Virage pop-culture et « humour sous-textuel »

Initialement reclus dans son marais et foncièrement célibataire, Shrek finira béni dans le luxe des strass et paillettes de Far Far Away (une parodie enchantée de Beverly Hills) avec sa femme Fiona, ses trois enfants, que l’on découvre dans le Shrek 2. « L’histoire se base sur des références à l’univers des stars d’Hollywood, détaille Sam Summers. L’intérêt vient d’un contraste entre ce que l’on attend d’un conte de fées et la réalité. C’est un nouveau genre d’humour qui n’existait pas dans les films d’animation ».

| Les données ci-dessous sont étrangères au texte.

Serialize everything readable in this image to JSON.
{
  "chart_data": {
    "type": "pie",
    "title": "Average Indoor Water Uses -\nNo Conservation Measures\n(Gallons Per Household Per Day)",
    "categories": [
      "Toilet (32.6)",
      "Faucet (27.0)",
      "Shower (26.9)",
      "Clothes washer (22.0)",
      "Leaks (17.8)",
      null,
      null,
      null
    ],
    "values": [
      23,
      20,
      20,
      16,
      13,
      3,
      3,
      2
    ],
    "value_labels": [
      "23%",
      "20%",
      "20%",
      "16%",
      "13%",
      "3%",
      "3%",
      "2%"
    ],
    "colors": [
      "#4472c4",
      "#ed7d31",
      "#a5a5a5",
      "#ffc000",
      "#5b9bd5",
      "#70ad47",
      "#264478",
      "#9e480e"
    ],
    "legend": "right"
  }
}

Pour la première fois dans l’histoire du genre, le décalage humoristique entre conte et réalité prend le cœur de l’histoire et s’accompagne d’un nouveau genre de discours :

« Il y a dans Shrek ce qu’on appelle l’humour sous-textuel, qui va reprendre des blagues de l’humour populaire. Les références pop-cultures, c’est marrant parce que l’on reconnaît les situations », ajoute le « Shrekspert ».

Sam Summers

Ces codes s’expriment à tous les niveaux : les musiques populaires de Smash Mouth et une reprise brisée de « Hallelujah » de Leonard Cohen plutôt que des bandes originales, le doublage par des voix déjà très familières comme Eddy Murphy pour l’Âne. « Shrek a développé l’usage de références connues, cela va devenir très courant par la suite dans les films d’animation », souligne Sam Summers.

Icône multifacette

En plus de son ancrage pop, le personnage de Shrek est inspiré de l’ouvrage de William Steig, illustrateur et auteur prolifique de livres pour enfant, œuvrant notamment dans les pages du New Yorker au début du siècle dernier. Shrek !, publié 11 ans avant le film d’animation, raconte l’histoire similaire d’un ogre qui trouve l’ogresse de ses rêves et part à l’aventure pour la conquérir. Après son décès en 2003, des hommages au papa du monstre vert sont apparus dans les génériques de Shrek 2 et de Shrek le troisième.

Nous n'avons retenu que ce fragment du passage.